Spread the smell around!  If the kitten came with a blanket – get the cats with the blanket.  As the kitten puts their smell on various new things (blankets, etc) – spread those around.  A good thing to do is to swap spaces between the kitten and the cats.  Put the cats in the isolated space and the kitten in the rest of the house.  Try to avoid having them see each other!  Let the smells permeate so that they are swapping scents.

See No Evil

The next stage is to introduce them through a door.  Play with the kitten under the door so their paw comes through and make sure that the other cats notice.  This is their opportunity to link smell with something else; but to not see it.

Untouchable

The next stage is to introduce them face to face but in a controlled way.  Ideally through a screen or mesh.  We like to use a show cage or a screen between them to do the initial introduction.

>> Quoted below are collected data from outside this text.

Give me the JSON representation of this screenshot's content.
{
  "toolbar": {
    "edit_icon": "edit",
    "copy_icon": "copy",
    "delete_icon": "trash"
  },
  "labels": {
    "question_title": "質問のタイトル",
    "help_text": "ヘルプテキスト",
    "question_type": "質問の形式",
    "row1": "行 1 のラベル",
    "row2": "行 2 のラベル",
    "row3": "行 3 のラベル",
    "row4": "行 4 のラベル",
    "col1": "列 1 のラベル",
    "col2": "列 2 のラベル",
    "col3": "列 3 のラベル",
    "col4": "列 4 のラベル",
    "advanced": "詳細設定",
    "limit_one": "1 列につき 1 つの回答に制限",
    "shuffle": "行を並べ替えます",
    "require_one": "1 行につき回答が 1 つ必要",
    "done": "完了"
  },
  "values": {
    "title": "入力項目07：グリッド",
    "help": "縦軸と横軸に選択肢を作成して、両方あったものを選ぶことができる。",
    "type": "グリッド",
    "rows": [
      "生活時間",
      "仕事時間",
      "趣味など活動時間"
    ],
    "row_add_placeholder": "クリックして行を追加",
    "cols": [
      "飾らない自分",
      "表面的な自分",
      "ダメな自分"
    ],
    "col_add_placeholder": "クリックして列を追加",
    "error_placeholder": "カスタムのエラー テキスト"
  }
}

Don’t worry if they hiss; it’s completely normal.  The senior cats will almost always use hissing and paw swipes to express dominance over the new kitten. By introducing it this way you are avoiding physical attacks and getting them use to each other.

The Big Moment

This is the final stage – the face-to-face, all out rumble between the kitten and the cats!  Winner take all!  Or more likely some hissing, paw swiping, the kitten submits and the cat walks away victorious.  This is totally normal and expected.  Cats must establish their own hierarchy – so let them interact and fight a little; however, there is, obviously, a point where you need to step in and protect the kitten (just don’t do it right away).